What is multiple regression, and how is it different from bivariate regression?
Multiple regression is a statistical technique used to examine the relationship between a dependent variable and multiple independent variables. In other words, it is a method of predicting a dependent variable based on several independent variables.
Bivariate regression, on the other hand, is a statistical technique used to examine the relationship between two variables, where one variable is considered the independent variable and the other is the dependent variable.
The key difference between multiple regression and bivariate regression is the number of independent variables involved in the analysis. Bivariate regression involves only one independent variable, whereas multiple regression involves two or more independent variables. Multiple regression allows for the examination of the unique effects of each independent variable on the dependent variable, while controlling for the effects of other independent variables.
In multiple regression, the relationship between the dependent variable and each independent variable is tested, while holding the other independent variables constant. The result is a set of regression coefficients that represent the effect of each independent variable on the dependent variable, holding all other variables constant.
What is multicollinearity and why is it a problem?
Multicollinearity is a statistical phenomenon where two or more independent variables in a multiple regression model are highly correlated with each other. In other words, there is a linear relationship between two or more independent variables. This high degree of correlation can lead to problems in the multiple regression model because it becomes difficult to distinguish the individual effects of each independent variable on the dependent variable.
Multicollinearity can cause the following problems:
It makes the estimation of regression coefficients unstable, which means small changes in the data can lead to large changes in the regression coefficients.
It decreases the precision of the estimates of the regression coefficients, which means that the coefficients are less reliable.
It can make it difficult to interpret the results of the regression analysis, as it becomes difficult to determine which independent variable is actually having an effect on the dependent variable.

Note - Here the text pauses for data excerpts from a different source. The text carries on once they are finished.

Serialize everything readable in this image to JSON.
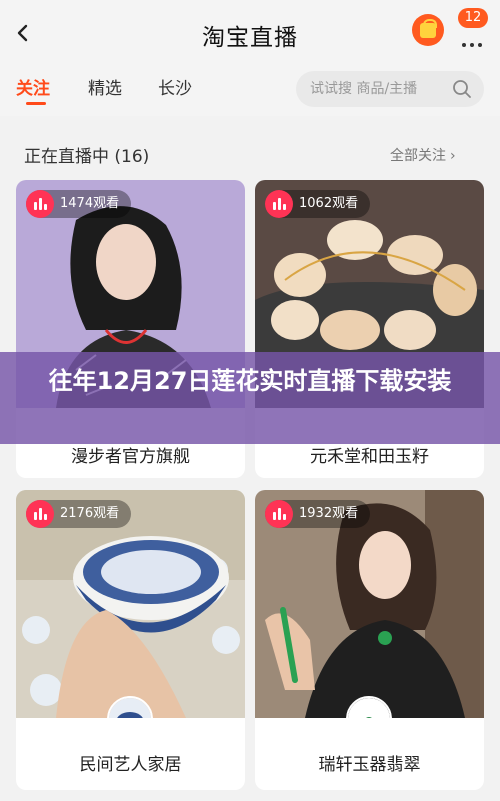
{
  "header": {
    "title": "淘宝直播",
    "badge_count": "12",
    "back_icon": "back-chevron-icon",
    "bag_icon": "shopping-bag-icon",
    "more_icon": "more-dots-icon"
  },
  "tabs": [
    {
      "label": "关注",
      "active": true
    },
    {
      "label": "精选",
      "active": false
    },
    {
      "label": "长沙",
      "active": false
    }
  ],
  "search": {
    "placeholder": "试试搜 商品/主播"
  },
  "section": {
    "title": "正在直播中 (16)",
    "follow_all": "全部关注",
    "follow_all_chevron": "›"
  },
  "cards": [
    {
      "name": "漫步者官方旗舰",
      "viewers": "1474观看"
    },
    {
      "name": "元禾堂和田玉籽",
      "viewers": "1062观看"
    },
    {
      "name": "民间艺人家居",
      "viewers": "2176观看"
    },
    {
      "name": "瑞轩玉器翡翠",
      "viewers": "1932观看"
    }
  ],
  "banner": {
    "text": "往年12月27日莲花实时直播下载安装"
  },
  "colors": {
    "accent": "#ff4a1a",
    "banner": "#7656a8",
    "live_badge": "#ff3355"
  }
}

Therefore, multicollinearity is generally considered to be a problem in multiple regression analysis, and researchers often try to minimize its effects by removing or combining highly correlated variables or by using other techniques such as principal component analysis.

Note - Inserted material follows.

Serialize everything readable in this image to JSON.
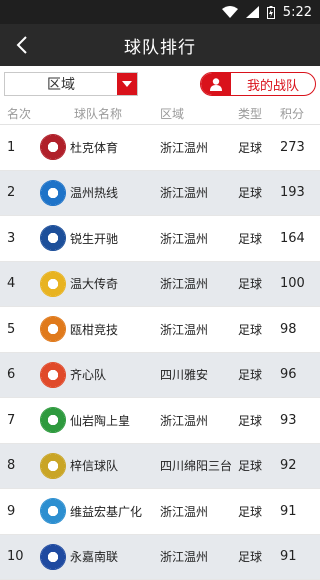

What is heteroskedasticity and why is it a problem?
Heteroskedasticity is a problem that occurs in regression analysis when the variance of the errors (residuals) is not constant across all levels of the independent variables. In other words, the errors have different variances for different values of the independent variables. This violates one of the key assumptions of regression analysis, which is homoscedasticity or the assumption that the variance of the errors is constant.

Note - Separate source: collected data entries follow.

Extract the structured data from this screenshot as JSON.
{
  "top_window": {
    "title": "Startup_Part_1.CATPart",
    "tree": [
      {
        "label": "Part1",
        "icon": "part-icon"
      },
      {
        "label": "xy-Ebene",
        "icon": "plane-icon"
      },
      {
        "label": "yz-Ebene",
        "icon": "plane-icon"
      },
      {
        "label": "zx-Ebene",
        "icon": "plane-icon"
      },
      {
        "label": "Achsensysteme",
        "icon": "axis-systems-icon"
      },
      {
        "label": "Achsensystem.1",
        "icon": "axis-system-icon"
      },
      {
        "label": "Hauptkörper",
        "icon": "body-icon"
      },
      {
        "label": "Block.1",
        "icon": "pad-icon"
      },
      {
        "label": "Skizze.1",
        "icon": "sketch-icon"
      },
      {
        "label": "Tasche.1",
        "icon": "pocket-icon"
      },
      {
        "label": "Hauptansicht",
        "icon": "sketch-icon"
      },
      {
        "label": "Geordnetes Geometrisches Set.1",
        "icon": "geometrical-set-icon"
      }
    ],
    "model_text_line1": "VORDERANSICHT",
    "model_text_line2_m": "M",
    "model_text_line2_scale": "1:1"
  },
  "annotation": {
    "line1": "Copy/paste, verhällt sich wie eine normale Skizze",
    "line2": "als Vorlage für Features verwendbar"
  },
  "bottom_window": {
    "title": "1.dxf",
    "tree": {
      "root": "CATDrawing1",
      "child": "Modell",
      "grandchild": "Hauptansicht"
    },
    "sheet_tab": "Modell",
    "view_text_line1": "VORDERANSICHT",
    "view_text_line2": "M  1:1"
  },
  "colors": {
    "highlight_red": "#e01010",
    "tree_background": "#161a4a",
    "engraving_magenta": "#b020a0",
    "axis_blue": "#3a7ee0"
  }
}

Heteroskedasticity can be problematic because it can lead to biased and inefficient estimates of the regression coefficients. Specifically, when heteroskedasticity is present, the estimated standard errors of the coefficients can be biased, leading to incorrect statistical inference. Heteroskedasticity can also make it difficult to identify the true functional form of the relationship between the dependent variable and the independent variables.